Tek-Tips is the largest IT community on the Internet today!

Members share and learn making Tek-Tips Forums the best source of peer-reviewed technical information on the Internet!

  • Congratulations gkittelson on being selected by the Tek-Tips community for having the most helpful posts in the forums last week. Way to Go!

using a 32 bit number read from a data file 2

Status
Not open for further replies.

Ghodmode

Programmer
Feb 17, 2004
177
NZ
I'm reading a data file and four of the fields are supposed to be a 32-bit, little-endian, unsigned, integer identifying the number of records in this data file.

If I look at the file in my hex editor, I can see that the "Unsigned 32-bit" value of the first of these 4 bytes is 64745. That is the number of records in the file, so I know I'm looking in the right place.

As you'll see in my code below, I am trying to print the value. This isn't strictly necessary, but I do need to use it in a for loop later in the program.

Basically, I'm reading the file like this...
Code:
long c;

while ( (c = getchar()) != EOF ) {
    /* Read the header */
    for ( i = 0; i < 32; i++ ) {
        /* ... */
        if ( (i >= 4) && (i <= 7) ) {
            printf( "Record count(%d): %i\n", i, c );
            printf( "Record count(%d): %d\n", i, c );
            printf( "Record count(%d): %g\n", i, c );
            printf( "Record count(%d): %f\n", i, c );
            printf( "Record count(%d): %x\n", i, c );
        }
        /* ... */
    }
/* do stuff with the data */
}
/* ... */

So, I'm not really getting anything useful from my [tt]printf[/tt]s, but I realize that may be a limitation of [tt]printf[/tt].

The math is my weakest area. I don't understand what "little-endian" is and my understanding of hexadecimal is pretty limited, too. I know that the right-most digit is multiplied by 1, the next one by 16, etc... I've read K&R and a few other books, but there are some parts I just don't understand.

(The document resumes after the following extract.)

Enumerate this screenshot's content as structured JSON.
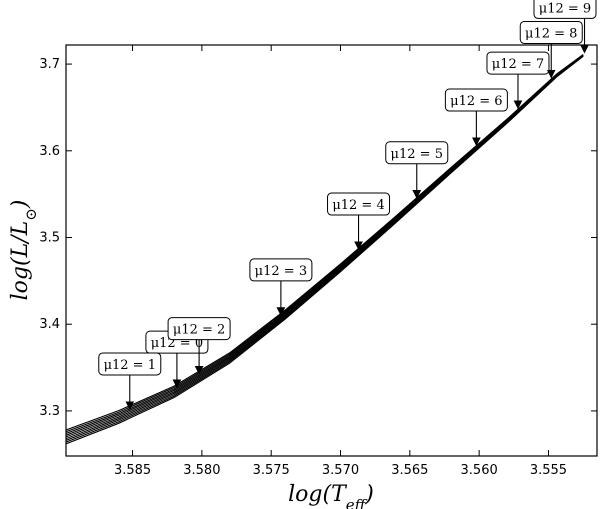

How do I use the value effectively?

Thank you

--
-- GhodMode
 
1. getchar() reads a char from stdin (from the console or from the file redirected to console by < in cmd). Is it your data file? Aprppos, if you have a task like that (parse external files) you must learn more about internal data representation (it's not a math, it's hardware issue;).
2. Suppose we have an opened C stream:
Code:
unsigned int c; /* if sizeof(int) == 4 on your comp */
FILE* f;
f = fopen("mydatafilename","rb"); /* in binary mode */
if (!f) /* Never forget error handling */
{
   printf("*** Can\'t open file.\n");
   exit(1);
}
if (fread(&c,4,1,f) != 1)
{
   printf("*** Can't read data.\n");
   exit(2);
}
printf("%u\n",c);
/* and so on, for example, all 4 numbers: */
unsigned cc[4];
fread(cc,16,4,f); /* cc[0], cc[1] etc */
Test your comp:
Code:
unsigned c = 0xadde;
const unsigned char* p = (const unsigned char*)&c;
printf("sizeof(c) == %d; %2x%2x\n",
       (int)sizeof(c),p[0],p[1]);
If you can see
sizeof(c) == 4 dead
then you have little-endian comp with a proper int size.
Now you may use fread() as in my snippet above...
 
Why don't you just "read" 4 bytes from the stream and store it in a long by using the address of the long to hold the data?
If you need to reverse it then you might like to create a union of one long and a 4 char array to allow you to byte swap.
You could even read 1 byte at a time (maybe with your getchar) into the bytes of the union.

Code:
#include <stdio.h>

long get_long();

int main()
{
  printf("Value is %d\n", get_long());
  return 0;
}

long get_long()
{
  union number {
    long value;
    char bytes[4];
  } number;
  number.bytes[0] = getchar();
  number.bytes[1] = getchar();
  number.bytes[2] = getchar();
  number.bytes[3] = getchar();
  return number.value;
}

If the value is the wrong way round simply reverse the sequence you store the bytes.
e.g.
Code:
  number.bytes[3] = getchar();
  number.bytes[2] = getchar();
  number.bytes[1] = getchar();
  number.bytes[0] = getchar();



Trojan.
 
Thank you both for your replies so far...

ArkM:
I knew about most of the file processing details. Actually, right now, I'm testing with [tt]cat file.dat | program [/tt]. I was going to do the proper file processing code later.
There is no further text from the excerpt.